Venue: SXSW Film Festival (Headliner)
Release date: Wednesday, March 25 (Prime Video)
Cast: Maddie Ziegler, Lana Condor, Uma Thurman, Millicent Simmonds, Iris Apatow
Director: Vicky Jewson
Screenwriter: Kate Freund
Rated R,
1 hour 28 minutes
It’s a scene so mesmerizing you suspect it’s why this whole movie exists in the first place, to serve as a delivery mechanism for these few minutes of John Wick-meets-The Nutcracker choreography. Because otherwise, the impression Pretty Lethal leaves behind is one of unfulfilled potential, an exciting premise executed as a fitfully fun but mostly forgettable distraction.
Its biggest star is Uma Thurman, which is not to say she’s the most central. She plays Devora, the icy proprietress of an ancient-looking inn that seems to cater exclusively to her tiny village’s surprisingly robust population of gangsters. Devora happens to have been a dancer in her youth, though that fact is less relevant than you’d expect, aside from giving production designer Zsuzsa Kismarty-Lechner an excuse to fill the set with thematic props. (A ceiling hung with dozens of toe shoes is a particularly cool-yet-cuckoo touch.) Mostly, what Devora does is stalk around in the margins and bark orders in a thick Hungarian accent. Frankly, it’s a waste of the Kill Bill star.
It is into Devora’s place that a troupe of dancers stumble one night, seeking shelter from a storm after their bus breaks down en route to Budapest. Initially, the Americans — scrappy Bones (Maddie Ziegler), ditzy Grace (Avantika), boy-crazy Chloe (Millicent Simmonds), her protective sister Zoe (Iris Apatow) and spoiled Princess (Lana Condor, who seems to be in a different and much funnier movie) — are just relieved to be dry, if a bit creeped out by the place’s seedy vibe. But things really go south when a confrontation with Pasha (Tamás Szabó Sipos), a nepo baby who’s unhinged even by Eastern European movie mobster standards, turns nasty, and his gun-toting goons are ordered to silence them.

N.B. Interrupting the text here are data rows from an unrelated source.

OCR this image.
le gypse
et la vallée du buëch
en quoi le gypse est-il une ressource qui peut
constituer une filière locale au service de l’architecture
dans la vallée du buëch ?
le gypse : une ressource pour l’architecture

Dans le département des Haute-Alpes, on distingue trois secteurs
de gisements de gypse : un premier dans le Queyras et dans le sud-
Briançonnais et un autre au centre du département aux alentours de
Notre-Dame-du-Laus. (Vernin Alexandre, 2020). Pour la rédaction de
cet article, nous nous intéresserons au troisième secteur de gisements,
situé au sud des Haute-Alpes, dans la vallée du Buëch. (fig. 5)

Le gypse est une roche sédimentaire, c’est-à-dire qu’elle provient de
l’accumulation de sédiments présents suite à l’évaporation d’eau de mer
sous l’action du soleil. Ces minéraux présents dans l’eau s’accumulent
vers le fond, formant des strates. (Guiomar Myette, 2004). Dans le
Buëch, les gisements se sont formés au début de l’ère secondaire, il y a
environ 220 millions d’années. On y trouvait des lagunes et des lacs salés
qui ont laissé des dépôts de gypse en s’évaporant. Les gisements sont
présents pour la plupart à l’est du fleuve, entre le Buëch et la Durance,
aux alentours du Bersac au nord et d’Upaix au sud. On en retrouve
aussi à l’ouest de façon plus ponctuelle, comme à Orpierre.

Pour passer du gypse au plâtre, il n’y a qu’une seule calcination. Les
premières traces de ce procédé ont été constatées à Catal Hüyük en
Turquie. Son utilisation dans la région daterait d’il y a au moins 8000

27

Naturally, these men commit the same error that all henchmen do in movies like these, mistaking these girls’ petiteness for weakness and their elegance for fragility. We, of course, know better. From the start, director Vicky Jewson emphasizes how brutal this discipline really is underneath all those fluffy tutus. Opening scenes highlight the ballerinas’ aching feet and their strong legs, but also the viciousness they’re capable of unleashing on each other. The violent enmity and eventual camaraderie between Bones and Princess is one of the film’s more rewarding subplots, comprising the closest thing to an emotional spine in a movie that otherwise seems to half-forget that characters like Chloe exist at all.
Once they’re reminded by Bones that “we are prima fucking ballerinas,” these girls discover that not only can they take more punishment than their would-be killers assume, they’re capable of doling out more hurt than these guys can see coming. In addition to their strength and agility, they also possess some of the mad creativity of the truly desperate. In one notably inspired sequence, a dancer realizes to her delight just how much damage she can unleash with a razor blade embedded into the tip of her pointe shoe.

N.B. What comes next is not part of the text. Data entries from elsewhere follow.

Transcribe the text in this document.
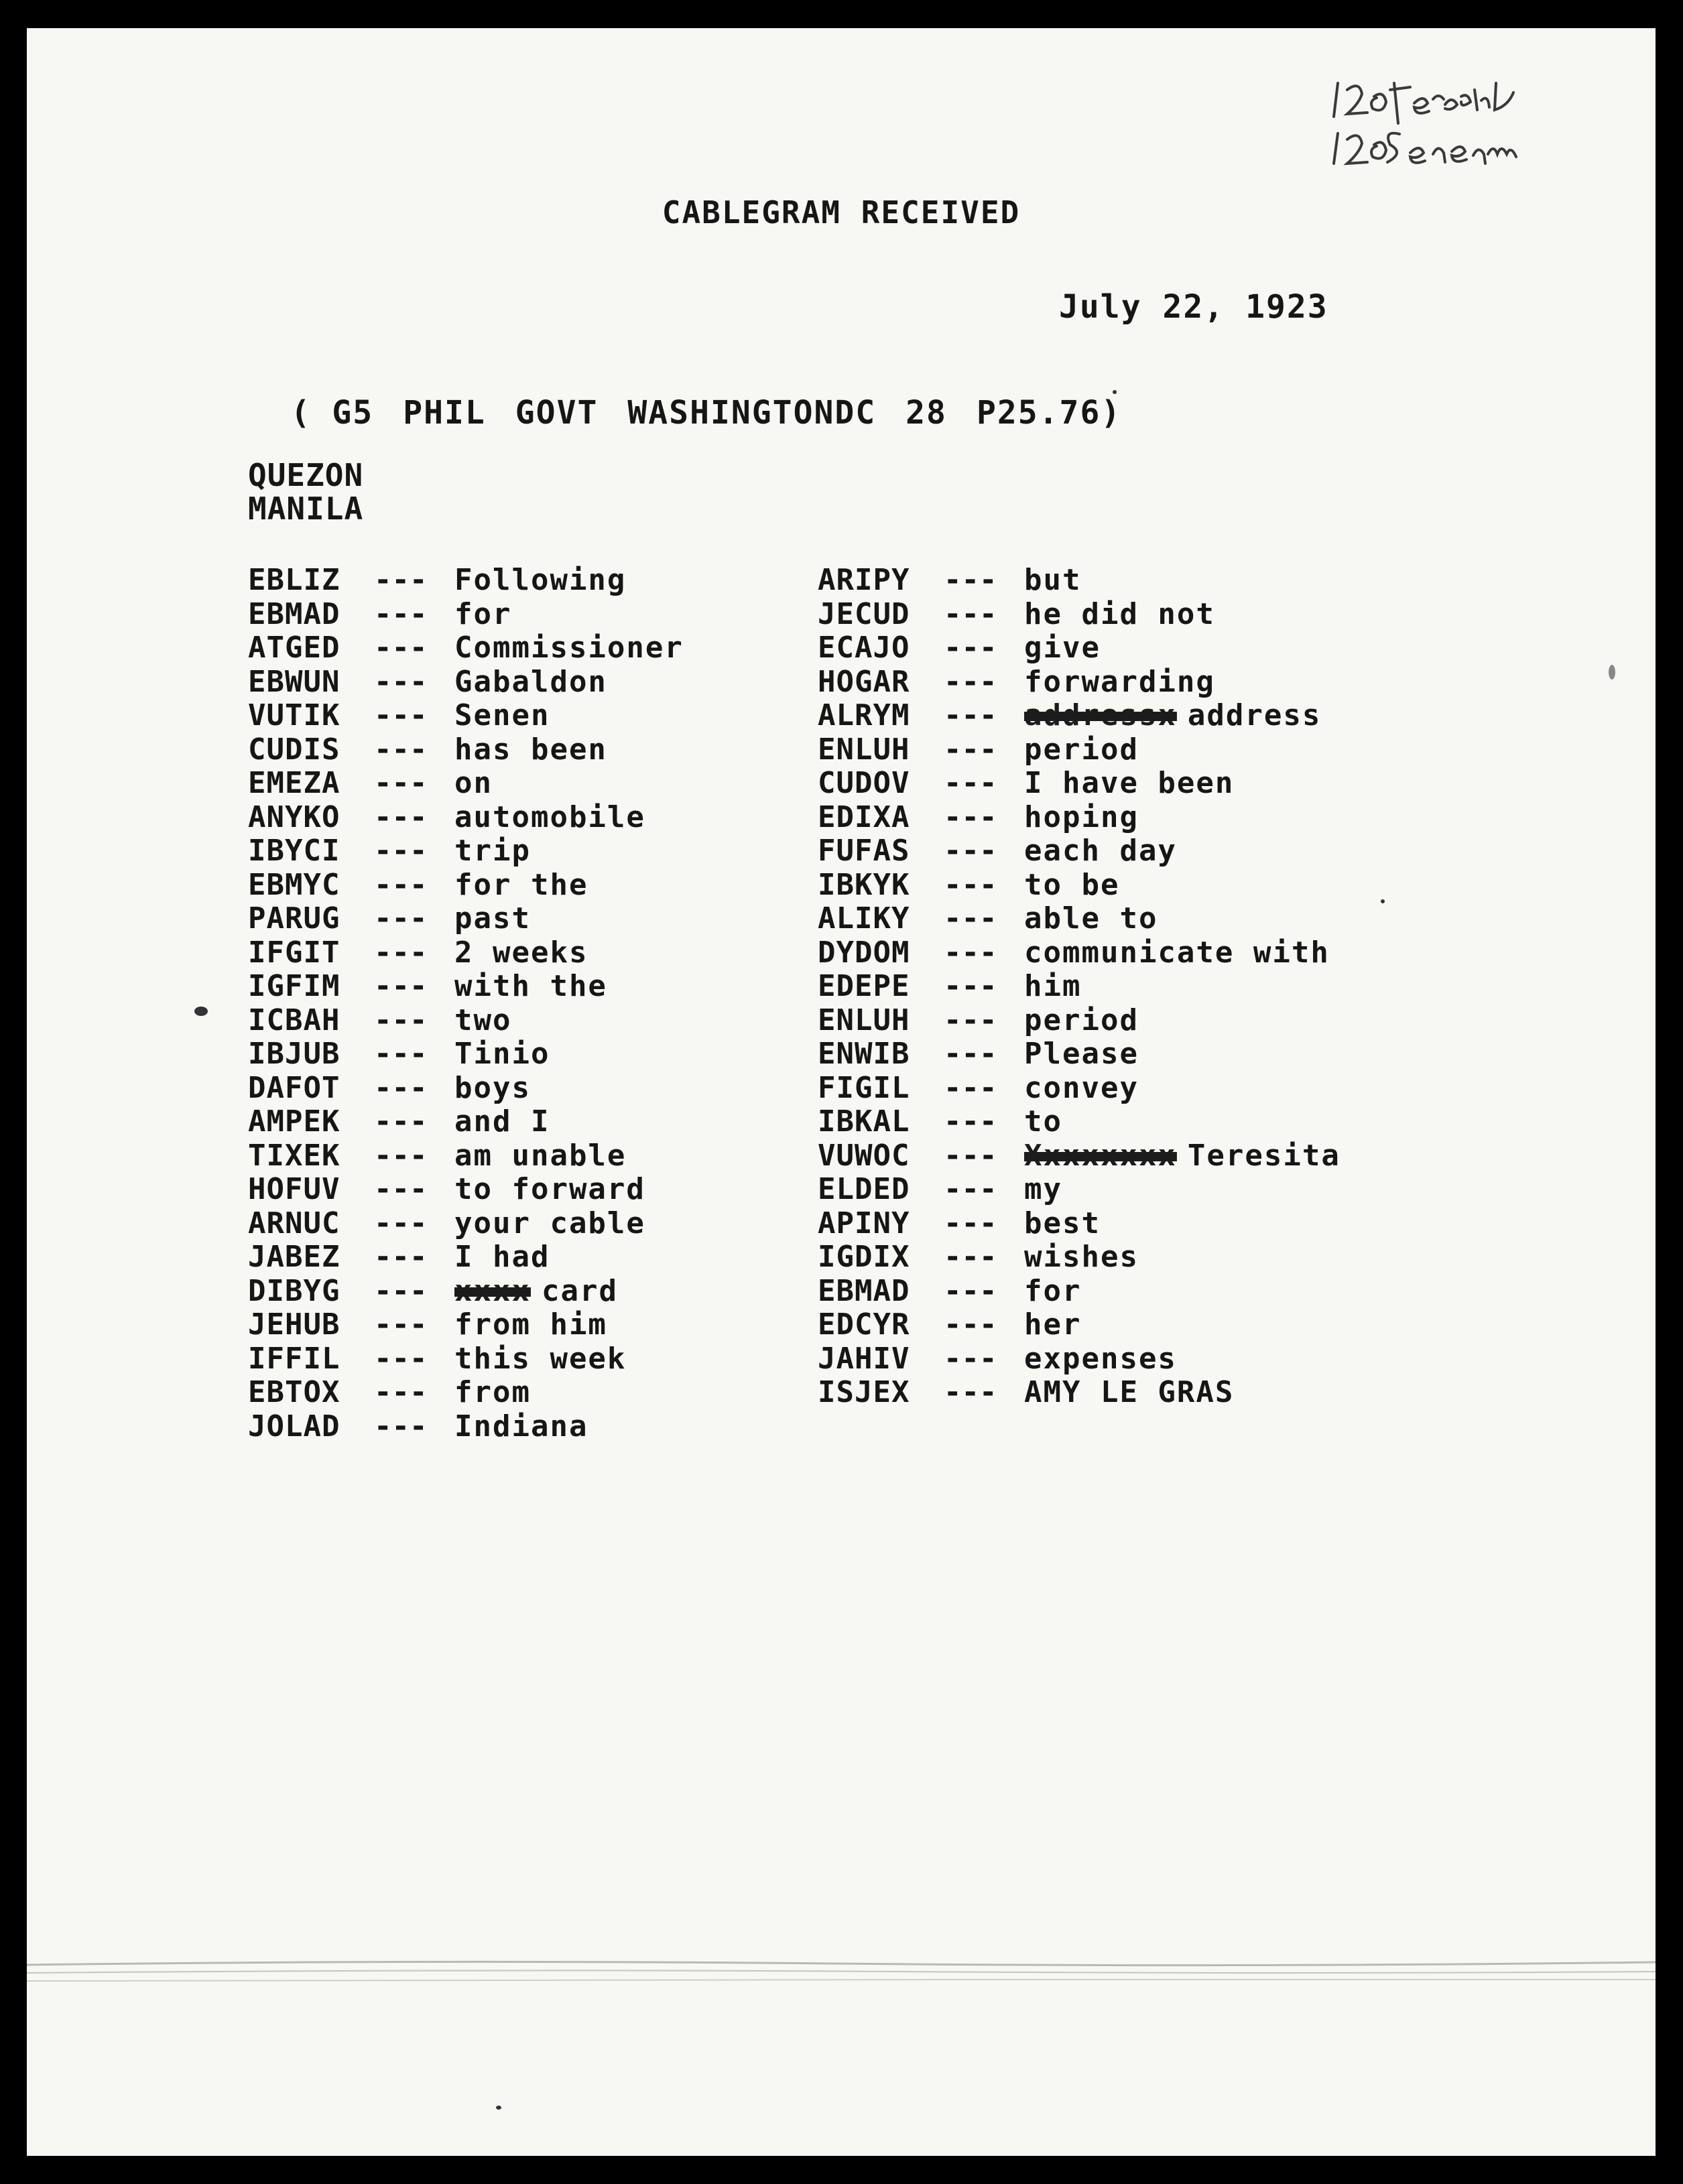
CABLEGRAM RECEIVED
July 22, 1923

( G5 PHIL GOVT WASHINGTONDC 28 P25.76)

QUEZON
MANILA
EBLIZ --- Following
EBMAD --- for
ATGED --- Commissioner
EBWUN --- Gabaldon
VUTIK --- Senen
CUDIS --- has been
EMEZA --- on
ANYKO --- automobile
IBYCI --- trip
EBMYC --- for the
PARUG --- past
IFGIT --- 2 weeks
IGFIM --- with the
ICBAH --- two
IBJUB --- Tinio
DAFOT --- boys
AMPEK --- and I
TIXEK --- am unable
HOFUV --- to forward
ARNUC --- your cable
JABEZ --- I had
DIBYG --- xxxx card
JEHUB --- from him
IFFIL --- this week
EBTOX --- from
JOLAD --- Indiana
ARIPY --- but
JECUD --- he did not
ECAJO --- give
HOGAR --- forwarding
ALRYM --- addressx address
ENLUH --- period
CUDOV --- I have been
EDIXA --- hoping
FUFAS --- each day
IBKYK --- to be
ALIKY --- able to
DYDOM --- communicate with
EDEPE --- him
ENLUH --- period
ENWIB --- Please
FIGIL --- convey
IBKAL --- to
VUWOC --- Xxxxxxxx Teresita
ELDED --- my
APINY --- best
IGDIX --- wishes
EBMAD --- for
EDCYR --- her
JAHIV --- expenses
ISJEX --- AMY LE GRAS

Unfortunately, such flashes of ingenuity feel too rare, spread out among long, tedious stretches of gangster politicking that only seem to exist to justify those action scenes in the first place. At 88 minutes, Pretty Lethal can hardly be accused of overstaying its welcome, and yet too much of that run time feels like filler. Certainly I couldn’t bring myself to care much what was happening between Devora, Pasha and Pasha’s notoriously powerful dad, and I didn’t get the sense the film had much invested in their relationships either.
But oh, that climactic sequence. Once Pretty Lethal finally reaches its big showcase, it’s possible to see what this project could and should have been: a bonkers marriage of fantastical choreography and graphic brutality, classical beauty and a very modern griminess. With that bright shining number, the film simultaneously justifies all the work it took to get there — and throws into sharp relief just how drab the rest of it has been by comparison.